The city skyline of Bathinda from Bathinda Fort. Bathinda, located in Punjab’s Malwa region, is widely known today for large-scale migration coaching centres, including IELTS institutes.
| Photo Credit:
Wikipedia
That is precisely why the “Bhatinde wale aloo” rankles a Bathinda wala so much. The dish reflects the laziest version of cultural federalism. Sprinkle the menu with regional names, produce an illusion of diversity, and hope nobody asks whether the attribution means anything. The name is summoned without the place being known.
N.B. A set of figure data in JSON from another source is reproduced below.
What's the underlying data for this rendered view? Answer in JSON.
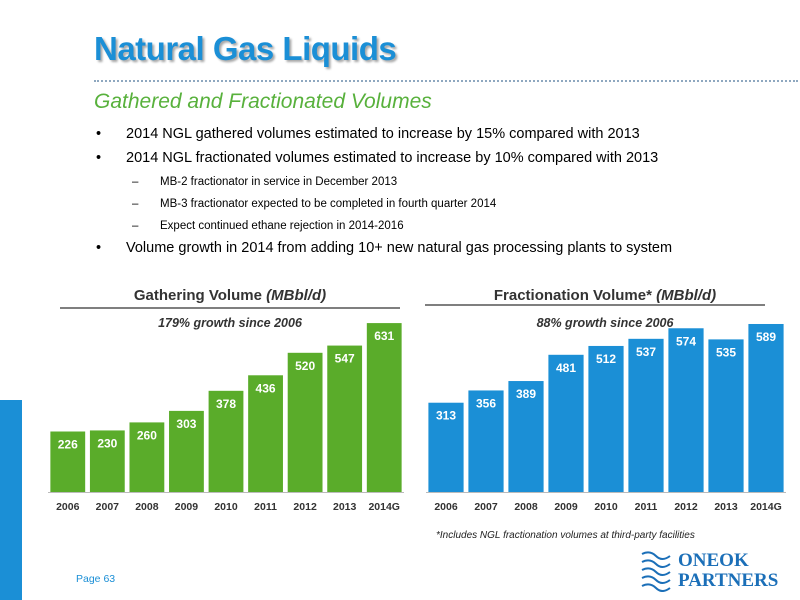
{
  "page": {
    "title": "Natural Gas Liquids",
    "subtitle": "Gathered and Fractionated Volumes",
    "page_number": "Page 63"
  },
  "bullets": [
    {
      "text": "2014 NGL gathered volumes estimated to increase by 15% compared with 2013",
      "level": 1
    },
    {
      "text": "2014 NGL fractionated volumes estimated to increase by 10% compared with 2013",
      "level": 1
    },
    {
      "text": "MB-2 fractionator in service in December 2013",
      "level": 2
    },
    {
      "text": "MB-3 fractionator expected to be completed in fourth quarter 2014",
      "level": 2
    },
    {
      "text": "Expect continued ethane rejection in 2014-2016",
      "level": 2
    },
    {
      "text": "Volume growth in 2014 from adding 10+ new natural gas processing plants to system",
      "level": 1
    }
  ],
  "chart_data": [
    {
      "type": "bar",
      "title": "Gathering Volume",
      "unit": "(MBbl/d)",
      "annotation": "179% growth since 2006",
      "categories": [
        "2006",
        "2007",
        "2008",
        "2009",
        "2010",
        "2011",
        "2012",
        "2013",
        "2014G"
      ],
      "values": [
        226,
        230,
        260,
        303,
        378,
        436,
        520,
        547,
        631
      ],
      "color": "#5aac2a",
      "ylim": [
        0,
        650
      ],
      "grid": false
    },
    {
      "type": "bar",
      "title": "Fractionation Volume*",
      "unit": "(MBbl/d)",
      "annotation": "88% growth since 2006",
      "categories": [
        "2006",
        "2007",
        "2008",
        "2009",
        "2010",
        "2011",
        "2012",
        "2013",
        "2014G"
      ],
      "values": [
        313,
        356,
        389,
        481,
        512,
        537,
        574,
        535,
        589
      ],
      "color": "#1b8fd6",
      "ylim": [
        0,
        610
      ],
      "grid": false
    }
  ],
  "footnote": "*Includes NGL fractionation volumes at third-party facilities",
  "logo": {
    "line1": "ONEOK",
    "line2": "PARTNERS",
    "icon": "oneok-wave-logo"
  },
  "bullet_glyphs": {
    "level1": "•",
    "level2": "–"
  }
}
One might say, with some generosity, that the intention is harmless. Isn’t it always? Perhaps the menu needed a broader northern spread. Perhaps “Bathinda” sounded more specific than “Punjabi aloo”. But fakery becomes respectable exactly through harmlessness, through aesthetic convenience, and through the soft authority of official contexts. The counterfeit would never declare itself as fraud. It arrives smiling warmly, garnished, and printed on thick paper in elegant fonts.
Bathinda does not need this potato. No city does. There is dignity in the unremarkable, and there is historical value in refusing the compulsion to turn every locality into a branded speciality. The ordinary potato in an ordinary kitchen may bear more truth than a hundred curated invocations of local authenticity. But it need not pretend to be ancient, distinctive, or presidential.
So yes: will the Bhatinde wale aloo please stand up? And once they have stood up, may they kindly identify their source, produce witnesses, correct the spelling, and explain why Bathinda was made to take the blame?
Kanav Gupta is a postdoctoral research fellow at the Department of Music, University of Nottingham, UK.